During the university closures, the Israelis imprisoned without trial students caught in possession of textbooks: there were no protests from any British Government at the time. Then, as now, London worked with Washington to isolate Palestine from any help in resisting Israel’s policy of occupation and dispossession.
Some Israelis now claim that universities in the apartheid state are centres of liberal, or even left-wing, opposition. There is not a shred of evidence for this, quite the opposite:i
Israel is deliberately shredding the academic and every other part of the fabric of Palestinian society. The Israelis have set up over 500 checkpoints and hundreds of rubble roadblocks across the West Bank to impede normal Palestinian movement.
Every University has a military checkpoint, i.e. harassment point. This writer was turned away from such a harassment point just outside Bir Zeit University near Ramallah last July and forced to take a much more round-about route to get to my arranged meeting there. It was open harassment by a bored soldier; nothing was checked. Lecturers with foreign passports are routinely harassed and must work under the threat of being made to leave at any time.
The Israeli newspaper Haaretz this week rightly called Britain ‘a battlefield’ in this worldwide grass-roots struggle to stop Israel thumbing its nose at all enlightened world opinion. Israel ignored the World Court ruling to take down the apartheid wall which, once seen is never forgotten. Britain’s Higher Education Minister, Bill Rammell, whose government opposed the World Court ruling which enjoined all governments to take active measures to oppose the Wall, has emerged from the shadows to condemn the UCU motion in support of Palestine. The US-based Goldhirsh foundation has already imposed a ban on British academic funding requests for part of its $150 million hand outs.

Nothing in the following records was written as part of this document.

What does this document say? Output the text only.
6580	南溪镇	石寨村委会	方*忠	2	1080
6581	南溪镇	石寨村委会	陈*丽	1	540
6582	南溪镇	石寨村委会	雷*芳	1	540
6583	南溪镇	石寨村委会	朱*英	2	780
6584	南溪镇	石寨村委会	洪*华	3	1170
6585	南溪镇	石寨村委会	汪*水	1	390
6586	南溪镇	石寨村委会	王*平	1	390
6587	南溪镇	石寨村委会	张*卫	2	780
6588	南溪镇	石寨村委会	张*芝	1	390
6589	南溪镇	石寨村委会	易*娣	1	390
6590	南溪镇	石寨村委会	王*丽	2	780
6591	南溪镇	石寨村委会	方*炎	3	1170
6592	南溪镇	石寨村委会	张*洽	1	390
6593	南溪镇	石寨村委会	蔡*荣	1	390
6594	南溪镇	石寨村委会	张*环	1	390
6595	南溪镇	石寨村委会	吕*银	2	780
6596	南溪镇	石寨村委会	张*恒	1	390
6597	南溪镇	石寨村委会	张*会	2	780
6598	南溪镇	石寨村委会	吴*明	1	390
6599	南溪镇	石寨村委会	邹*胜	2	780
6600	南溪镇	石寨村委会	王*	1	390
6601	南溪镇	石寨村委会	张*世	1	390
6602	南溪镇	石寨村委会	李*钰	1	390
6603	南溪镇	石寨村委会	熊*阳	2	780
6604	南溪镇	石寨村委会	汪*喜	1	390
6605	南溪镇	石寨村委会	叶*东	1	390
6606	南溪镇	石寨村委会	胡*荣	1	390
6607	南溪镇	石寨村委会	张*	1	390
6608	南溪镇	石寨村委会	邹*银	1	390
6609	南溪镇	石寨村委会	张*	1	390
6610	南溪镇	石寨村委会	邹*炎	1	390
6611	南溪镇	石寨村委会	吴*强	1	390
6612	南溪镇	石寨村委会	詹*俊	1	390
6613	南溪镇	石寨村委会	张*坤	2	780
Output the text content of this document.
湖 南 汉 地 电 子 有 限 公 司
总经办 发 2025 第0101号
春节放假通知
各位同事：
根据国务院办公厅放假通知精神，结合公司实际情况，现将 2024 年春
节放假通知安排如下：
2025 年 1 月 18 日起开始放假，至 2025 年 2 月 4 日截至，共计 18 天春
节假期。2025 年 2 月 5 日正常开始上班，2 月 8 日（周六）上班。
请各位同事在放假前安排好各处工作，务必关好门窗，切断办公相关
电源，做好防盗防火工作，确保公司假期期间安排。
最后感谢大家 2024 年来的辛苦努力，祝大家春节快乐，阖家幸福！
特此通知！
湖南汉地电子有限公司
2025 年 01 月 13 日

Boycott is, of course, an Irish contribution to the struggle against imperial power. Ireland also saw settler colonialism, dispossession of the natives, a racism equal in bitterness and hatred to anything most of us have ever seen. The Rev. Ian Paisley was the worst of the worst, easily on a par with Begin or any Israeli settler, Bible in hand, ordained by their violent Deity to fight the natives. And now he knows he has to make peace – albeit of a sorts – with those who fought him and the British State, gun and bomb in hand, to demand equal rights and an end to state discrimination against Catholics that went on much longer than the lifetime of the Zionist state that ‘Ulster’ inspired - http://www.fpif.org/pdf/gac/0407divide.pdf
As Ronnie Kasrils, Jewish fighter in the liberation struggle in South Africa, now a Minister in the South African Government, addressed the Israelis after a visit to Palestine: “At a certain point in time you think that the oppression is working, and that you’re controlling the other people, imprisoning its leaders and its activists, but the resistance will triumph in the end.”
Our task is to build a movement to accelerate the boycott movement here in Scotland and the UK. The Palestinian and Arab resistance to Israel will triumph, but we can reduce somewhat the terrible cost they will have to pay, and advance the day of liberation, by working here to punish Israel. The weapon is now clear: boycott. Join the battle
5th June, 2007
"Israel was not established to further democracy, it was founded as the Jewish state. We will not let go of the sole reason for our existence," Israeli Justice Dalia Dorner, who retired from the bench in 2004.
Israeli Chief of Staff, Raphael Eitan, once explained Israel’s attitude towards Palestinians: “When we have settled the land, all the Arabs will be able to do about it will be to scurry around like drugged cockroaches in a bottle.”
The first Governor of Jerusalem Sir Ronald Storrs stated that Israel "will form for England a little loyal Jewish Ulster in a sea of potentially hostile Arabism."